既知の最も遠い銀河はGN-z11です。 2016年、ハッブル宇宙望遠鏡は、ビッグバンからわずか数億年後に存在していたことを突き止めました。 科学者たちはGN-z11の赤方偏移を測定し、その光が宇宙の膨張によってどれだけ影響を受けたかを調べました。 GN-z11の赤方偏移は11.1で、次に高いEGSY8p7の赤方偏移8.68よりもはるかに高かったのです。

科学者は赤方偏移を利用して、宇宙がどのように大きなスケールで構成されているかを測定することができます。

科学者は赤方偏移を利用して、宇宙がどのように大規模に構造化されているかを測定することができます。その例として、ヘラクレス・コロナ・ボレアリス万里の長城があります。 スローンデジタルスカイサーベイは、現在進行中の赤方偏移プロジェクトで、数百万個の天体の赤方偏移を測定しようとしている。

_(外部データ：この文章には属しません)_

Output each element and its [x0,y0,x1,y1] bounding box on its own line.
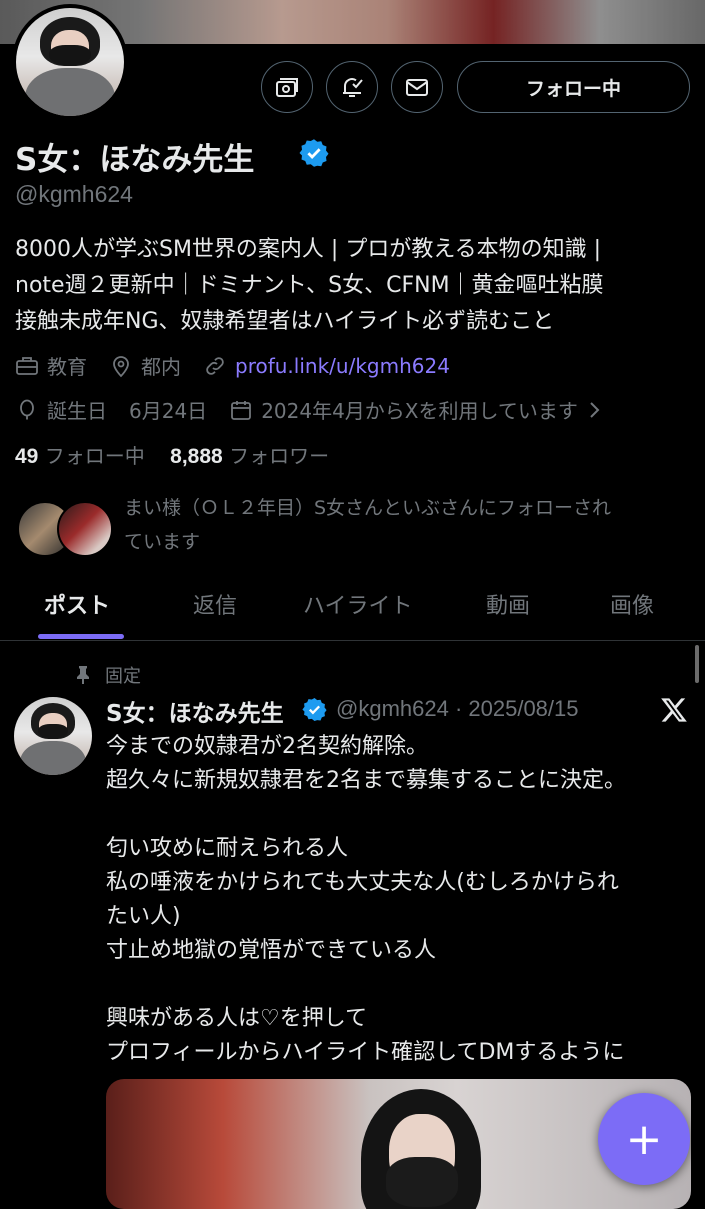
profile-tabs: ポスト 返信 ハイライト 動画 画像 [0,572,705,641]
bio-line: note週２更新中｜ドミナント、S女、CFNM｜黄金嘔吐粘膜 [15,273,604,298]
active-tab-indicator [38,634,124,639]
bio-line: 8000人が学ぶSM世界の案内人 | プロが教える本物の知識 | [15,237,602,262]
following-count-link[interactable]: 49 フォロー中 [15,444,145,468]
profile-location: 都内 [141,355,181,379]
birthday-label: 誕生日 [47,399,107,423]
message-button[interactable] [391,61,443,113]
birthday-value: 6月24日 [129,399,208,423]
followers-count-link[interactable]: 8,888 フォロワー [170,444,329,468]
bio-line: 接触未成年NG、奴隷希望者はハイライト必ず読むこと [15,309,555,334]
post-author-avatar[interactable] [14,697,92,775]
scrollbar[interactable] [695,645,699,683]
profile-handle: @kgmh624 [15,181,133,207]
verified-badge-icon [302,698,327,721]
known-follower-avatar[interactable] [57,501,113,557]
profile-category: 教育 [47,355,87,379]
profile-meta-row: 誕生日 6月24日 2024年4月からXを利用しています [15,395,602,424]
x-logo-icon[interactable] [660,696,688,724]
link-icon [206,356,224,375]
tab-posts[interactable]: ポスト [44,588,110,620]
tab-videos[interactable]: 動画 [486,588,530,620]
chevron-right-icon[interactable] [586,400,602,420]
follow-counts: 49 フォロー中 8,888 フォロワー [15,440,329,469]
profile-link[interactable]: profu.link/u/kgmh624 [235,354,450,378]
pinned-label: 固定 [75,662,141,688]
location-pin-icon [113,355,129,377]
known-followers-text[interactable]: まい様（ＯＬ２年目）S女さんといぶさんにフォローされ ています [124,491,684,559]
joined-date[interactable]: 2024年4月からXを利用しています [261,395,578,424]
bell-check-icon [343,78,363,97]
calendar-icon [231,400,252,420]
pin-icon [77,666,89,684]
compose-post-button[interactable]: + [598,1093,690,1185]
profile-bio: 8000人が学ぶSM世界の案内人 | プロが教える本物の知識 | note週２更… [15,232,690,340]
profile-avatar[interactable] [12,4,128,120]
post-text: 今までの奴隷君が2名契約解除。 超久々に新規奴隷君を2名まで募集することに決定。… [106,734,626,1065]
profile-meta-row: 教育 都内 profu.link/u/kgmh624 [15,351,450,380]
tab-highlights[interactable]: ハイライト [303,588,413,620]
post-author-name[interactable]: S女：ほなみ先生 [106,694,284,728]
following-button[interactable]: フォロー中 [457,61,690,113]
briefcase-icon [16,356,38,375]
tab-images[interactable]: 画像 [610,588,654,620]
verified-badge-icon [299,139,329,167]
post-handle-date[interactable]: @kgmh624 · 2025/08/15 [336,696,579,722]
notifications-button[interactable] [326,61,378,113]
tab-replies[interactable]: 返信 [193,588,237,620]
subscription-icon [276,78,298,97]
balloon-icon [20,399,34,419]
envelope-icon [406,79,428,96]
subscribe-button[interactable] [261,61,313,113]
profile-name: S女：ほなみ先生 [15,142,255,178]
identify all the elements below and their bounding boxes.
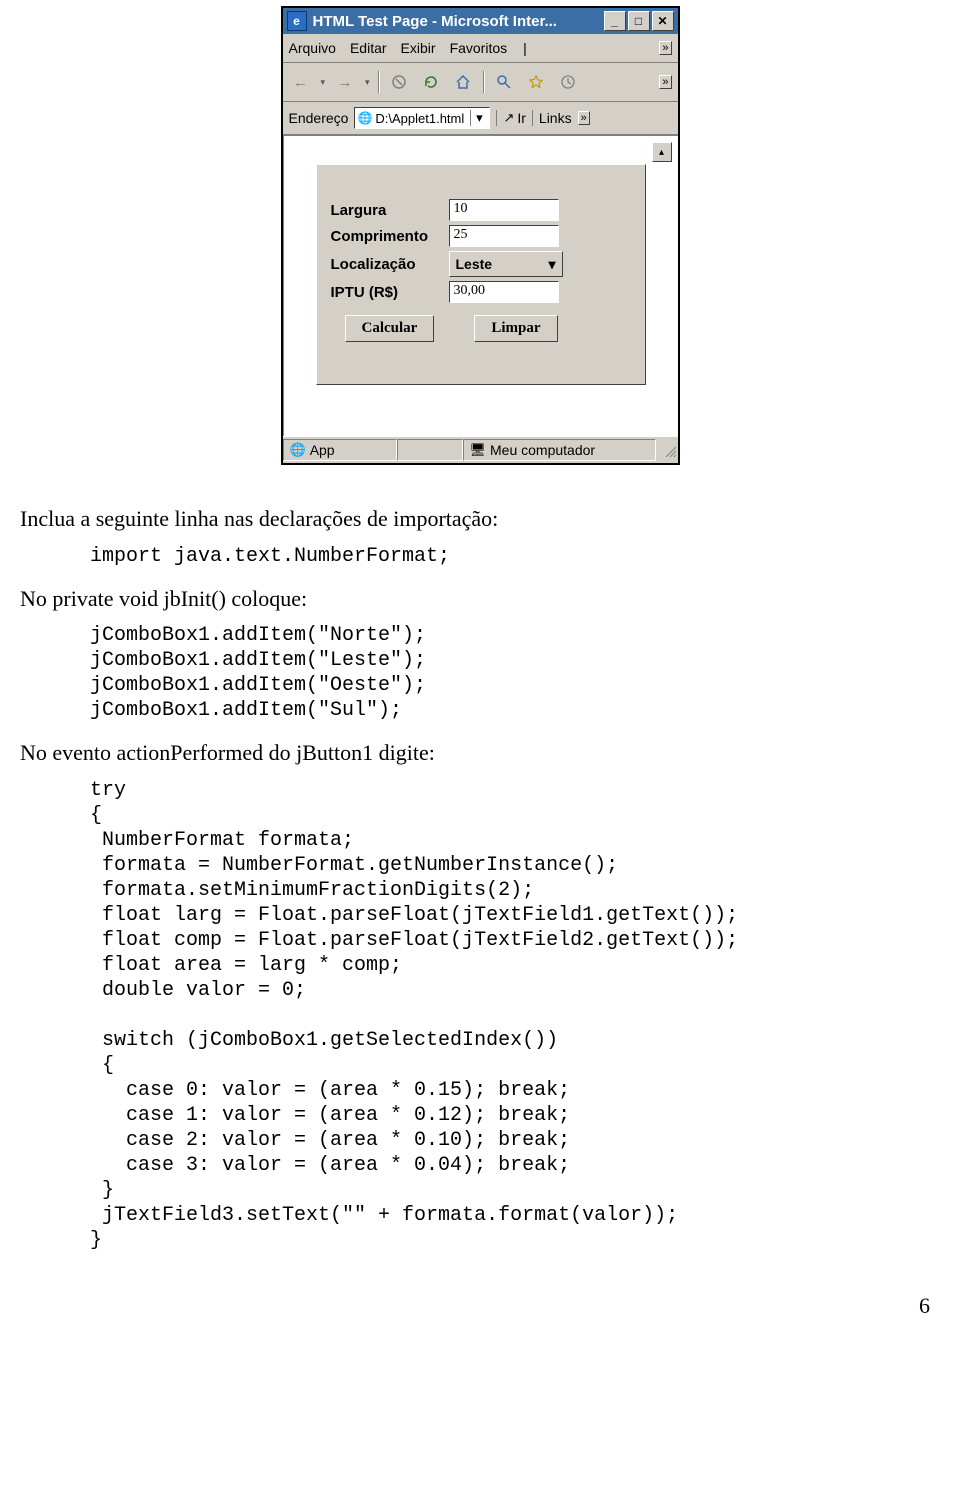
paragraph-1: Inclua a seguinte linha nas declarações … xyxy=(20,505,940,534)
history-button[interactable] xyxy=(556,71,580,93)
code-block-2: jComboBox1.addItem("Norte"); jComboBox1.… xyxy=(90,623,940,723)
localizacao-value: Leste xyxy=(456,256,493,272)
page-number: 6 xyxy=(20,1293,940,1319)
code-block-1: import java.text.NumberFormat; xyxy=(90,544,940,569)
statusbar: 🌐 App 🖥 Meu computador xyxy=(283,436,678,463)
menu-overflow[interactable]: | xyxy=(523,40,527,56)
toolbar-chevron-icon[interactable]: » xyxy=(659,75,671,89)
status-app-text: App xyxy=(310,442,335,458)
chevron-down-icon: ▾ xyxy=(548,256,555,273)
address-bar: Endereço 🌐 D:\Applet1.html ▾ ↗ Ir Links … xyxy=(283,102,678,135)
address-input[interactable]: 🌐 D:\Applet1.html ▾ xyxy=(354,107,490,129)
ie-icon: e xyxy=(287,11,307,31)
address-dropdown-icon[interactable]: ▾ xyxy=(470,110,487,126)
comprimento-label: Comprimento xyxy=(331,228,449,245)
home-button[interactable] xyxy=(451,71,475,93)
localizacao-label: Localização xyxy=(331,256,449,273)
page-icon: 🌐 xyxy=(357,111,372,125)
content-area: ▴ Largura 10 Comprimento 25 Localização … xyxy=(283,135,678,436)
menu-chevron-icon[interactable]: » xyxy=(659,41,671,55)
search-button[interactable] xyxy=(492,71,516,93)
links-chevron-icon[interactable]: » xyxy=(578,111,590,125)
scroll-up-button[interactable]: ▴ xyxy=(652,142,672,162)
largura-input[interactable]: 10 xyxy=(449,199,559,221)
toolbar-separator xyxy=(483,71,484,93)
toolbar-separator xyxy=(378,71,379,93)
stop-button[interactable] xyxy=(387,71,411,93)
code-block-3: try { NumberFormat formata; formata = Nu… xyxy=(90,778,940,1253)
localizacao-select[interactable]: Leste ▾ xyxy=(449,251,563,277)
menu-editar[interactable]: Editar xyxy=(350,40,387,56)
computer-icon: 🖥 xyxy=(470,442,487,458)
minimize-button[interactable]: _ xyxy=(604,11,626,31)
applet-panel: Largura 10 Comprimento 25 Localização Le… xyxy=(316,164,646,385)
resize-grip[interactable] xyxy=(656,441,678,459)
go-icon: ↗ xyxy=(503,110,514,126)
titlebar: e HTML Test Page - Microsoft Inter... _ … xyxy=(283,8,678,34)
status-page-icon: 🌐 xyxy=(290,442,306,458)
iptu-label: IPTU (R$) xyxy=(331,284,449,301)
refresh-button[interactable] xyxy=(419,71,443,93)
menubar: Arquivo Editar Exibir Favoritos | » xyxy=(283,34,678,63)
address-value: D:\Applet1.html xyxy=(375,111,464,126)
status-zone-text: Meu computador xyxy=(490,442,595,458)
paragraph-2: No private void jbInit() coloque: xyxy=(20,585,940,614)
menu-exibir[interactable]: Exibir xyxy=(401,40,436,56)
screenshot-container: e HTML Test Page - Microsoft Inter... _ … xyxy=(20,6,940,465)
forward-button[interactable]: → xyxy=(333,71,357,93)
iptu-input[interactable]: 30,00 xyxy=(449,281,559,303)
menu-favoritos[interactable]: Favoritos xyxy=(450,40,508,56)
paragraph-3: No evento actionPerformed do jButton1 di… xyxy=(20,739,940,768)
comprimento-input[interactable]: 25 xyxy=(449,225,559,247)
links-label[interactable]: Links xyxy=(539,110,572,126)
close-button[interactable]: ✕ xyxy=(652,11,674,31)
back-button[interactable]: ← xyxy=(289,71,313,93)
largura-label: Largura xyxy=(331,202,449,219)
browser-window: e HTML Test Page - Microsoft Inter... _ … xyxy=(281,6,680,465)
window-title: HTML Test Page - Microsoft Inter... xyxy=(313,13,602,30)
limpar-button[interactable]: Limpar xyxy=(474,315,557,342)
go-label: Ir xyxy=(517,110,526,126)
go-button[interactable]: ↗ Ir xyxy=(496,110,525,126)
menu-arquivo[interactable]: Arquivo xyxy=(289,40,336,56)
calcular-button[interactable]: Calcular xyxy=(345,315,435,342)
address-label: Endereço xyxy=(289,110,349,126)
toolbar: ← ▾ → ▾ xyxy=(283,63,678,102)
favorites-button[interactable] xyxy=(524,71,548,93)
maximize-button[interactable]: □ xyxy=(628,11,650,31)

新しい研究分野として、重力波から赤方偏移の情報を抽出する方法があります。重力波とは、巨大な物体が加速されたり、乱されたりしたときに起こる時空の乱れのことです。 アインシュタインは1916年に初めて重力波の存在を示唆し、2016年にはレーザー干渉計重力波観測装置(LIGO)が初めて重力波を直接検出しました)。 重力波は、その赤方偏移した質量を示す信号を運んでいるため、そこから赤方偏移を抽出するには、ある程度の計算と推定が必要であると、査読付き学術誌「Physical Review X」に掲載された2014年の論文は述べている。

編集部注:本記事は2019年8月7日に更新され、訂正がありました。 紫外部にシフトした電波は、赤方偏移ではなく青方偏移です。